The "colatura" (salted anchovy sauce) is a typical and traditional specialty of Cetara. It consists in an amber coloured liquid, with a strong flavor, obtained through a particular procedure of local anchovies, caught in the Gulf of Salerno. It represents the most noble descendant of the Roman garum, the fish sauce used by the Romans to flavor their dishes, also described by Plinio and Horace.
The raw material are local anchovies, caught by fishermen between March 25th (Annunciation Day) and July 22nd (St. Magdalene Festivity); the freshly fished anchovies are rid of the head and the interiors and then laid in a container, covered in sea salt and left for 24 hours. After the first salting, they are put in a small barrel, called terzigno and covered with a wooden disc with weights on it. The liquid secreted for effect of the pressure and the aging of the fish starts coming to the surface.

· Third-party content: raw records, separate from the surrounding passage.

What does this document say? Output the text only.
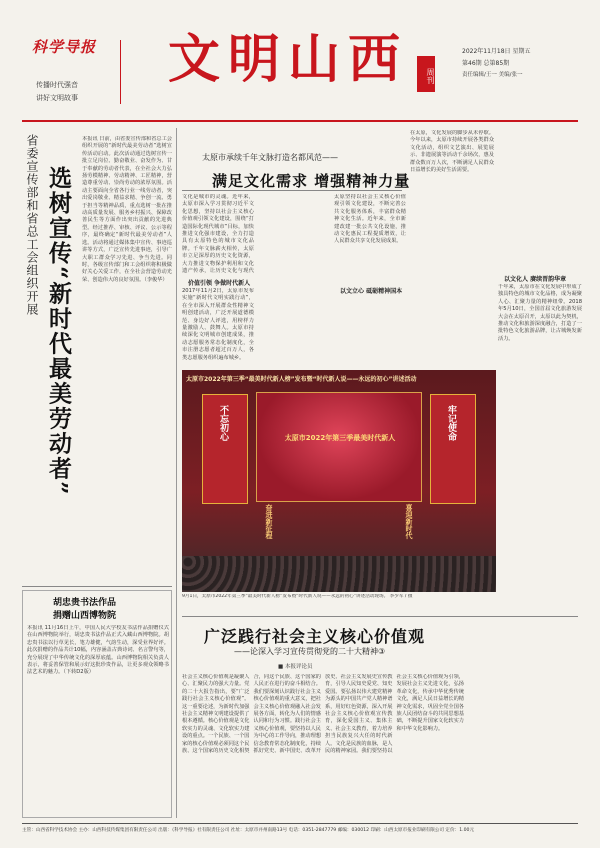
科学导报
传播时代强音
讲好文明故事
文明山西	周刊
2022年11月18日 星期五
第46期 总第85期
责任编辑/王一 美编/张一
省委宣传部和省总工会组织开展 选树宣传“新时代最美劳动者”
本报讯 日前，由省委宣传部和省总工会组织开展的“新时代最美劳动者”选树宣传活动启动。此次活动通过选树宣传一批立足岗位、勤奋敬业、奋发作为、甘于奉献的劳动者代表，在全社会大力弘扬劳模精神、劳动精神、工匠精神，营造尊重劳动、崇尚劳动的浓厚氛围。活动主要面向全省各行业一线劳动者，突出爱岗敬业、精益求精、争创一流、勇于担当等精神品质，重点选树一批在推动高质量发展、服务乡村振兴、保障改善民生等方面作出突出贡献的先进典型。经过推荐、审核、评议、公示等程序，最终确定“新时代最美劳动者”人选。活动将通过媒体集中宣传、事迹巡讲等方式，广泛宣传先进事迹，引导广大职工群众学习先进、争当先进。同时，各级宣传部门和工会组织将积极做好关心关爱工作，在全社会营造劳动光荣、创造伟大的良好氛围。（李俊华）
胡忠贵书法作品
捐赠山西博物院
本报讯 11月16日上午，中国人民大学校友书法作品捐赠仪式在山西博物院举行，胡忠贵书法作品正式入藏山西博物院。胡忠贵书法以行草见长，笔力雄健，气韵生动，深受业界好评。此次捐赠的作品共计10幅，内容涵盖古典诗词、名言警句等，充分展现了中华传统文化的深厚底蕴。山西博物院相关负责人表示，将妥善保管和展示好这批珍贵作品，让更多观众领略书法艺术的魅力。（下转D2版）
太原市承续千年文脉打造名都风范——
满足文化需求 增强精神力量
文化是城市的灵魂。近年来，太原市深入学习贯彻习近平文化思想，坚持以社会主义核心价值观引领文化建设，围绕“打造国际化现代城市”目标，加快推进文化强市建设，全力打造具有太原特色的城市文化品牌。千年文脉薪火相传，太原市立足深厚的历史文化资源，大力推进文物保护利用和文化遗产传承，让历史文化与现代
价值引领 争做时代新人
2017年11月2日，太原市发布实施“新时代文明实践行动”，在全市深入开展群众性精神文明创建活动，广泛开展道德模范、身边好人评选，用榜样力量激励人、鼓舞人。太原市持续深化文明城市创建成果，推动志愿服务常态化制度化，全市注册志愿者超过百万人，各类志愿服务组织遍布城乡。
太原坚持以社会主义核心价值观引领文化建设，不断完善公共文化服务体系，丰富群众精神文化生活。近年来，全市新建改建一批公共文化设施，推动文化惠民工程提质增效，让人民群众共享文化发展成果。
以文立心 砥砺精神国本
在太原，文化发展的脚步从未停歇。今年以来，太原市持续开展各类群众文化活动，组织文艺演出、展览展示、非遗展演等活动千余场次，惠及群众数百万人次，不断满足人民群众日益增长的美好生活需要。
以文化人 赓续晋韵华章
千年来，太原市在文化发展中形成了独具特色的城市文化品格，成为凝聚人心、汇聚力量的精神纽带。2018年5月10日，全国首届文化旅游发展大会在太原召开，太原以此为契机，推动文化和旅游深度融合，打造了一批特色文化旅游品牌，让古城焕发新活力。
太原市2022年第三季“最美时代新人榜”发布暨“时代新人说——永远的初心”讲述活动
太原市2022年第三季最美时代新人
不忘初心
奋进新征程
牢记使命
喜迎新时代
9月1日，太原市2022年第三季“最美时代新人榜”发布暨“时代新人说——永远的初心”讲述活动现场。 李少军 / 摄
广泛践行社会主义核心价值观
——论深入学习宣传贯彻党的二十大精神③
■ 本报评论员
社会主义核心价值观是凝聚人心、汇聚民力的强大力量。党的二十大报告指出，要“广泛践行社会主义核心价值观”。这一重要论述，为新时代加强社会主义精神文明建设提供了根本遵循。核心价值观是文化软实力的灵魂、文化软实力建设的重点。一个民族、一个国家的核心价值观必须同这个民族、这个国家的历史文化相契合，同这个民族、这个国家的人民正在进行的奋斗相结合。我们要深刻认识践行社会主义核心价值观的重大意义，把社会主义核心价值观融入社会发展各方面，转化为人们的情感认同和行为习惯。践行社会主义核心价值观，要坚持以人民为中心的工作导向，推动理想信念教育常态化制度化，持续抓好党史、新中国史、改革开放史、社会主义发展史宣传教育，引导人民知史爱党、知史爱国。要弘扬以伟大建党精神为源头的中国共产党人精神谱系，用好红色资源，深入开展社会主义核心价值观宣传教育，深化爱国主义、集体主义、社会主义教育，着力培养担当民族复兴大任的时代新人。文化是民族的血脉，是人民的精神家园。我们要坚持以社会主义核心价值观为引领，发展社会主义先进文化，弘扬革命文化，传承中华优秀传统文化，满足人民日益增长的精神文化需求，巩固全党全国各族人民团结奋斗的共同思想基础，不断提升国家文化软实力和中华文化影响力。
主管：山西省科学技术协会 主办：山西科技传媒集团有限责任公司 出版：《科学导报》社有限责任公司 社址：太原市并州南路13号 电话：0351-2847779 邮编：030012 印刷：山西太原市报业印刷有限公司 定价：1.00元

This liquid is the base for the "colatura": it is progressively collected, poured in big glass bottles and exposed to direct sunlight for about 4 to 5 months, to allow the water to evaporate and increase the concentration, therefore between the end of October and beginning of November everything is read for the final phase: the liquid collected and preserved us poured back in the terzigno still full of the anchovies. Dripping through the various layers of fish it will collect the best part of the organoleptic characteristics. It is then recovered through a hole in the terzigno and transferred to another container and filtered using linen cloths called cappucci.
In Cetara it is used as a spaghetti sauce during Christmas vigil, or to season bruschette, Christmas broccoli and other vegetables.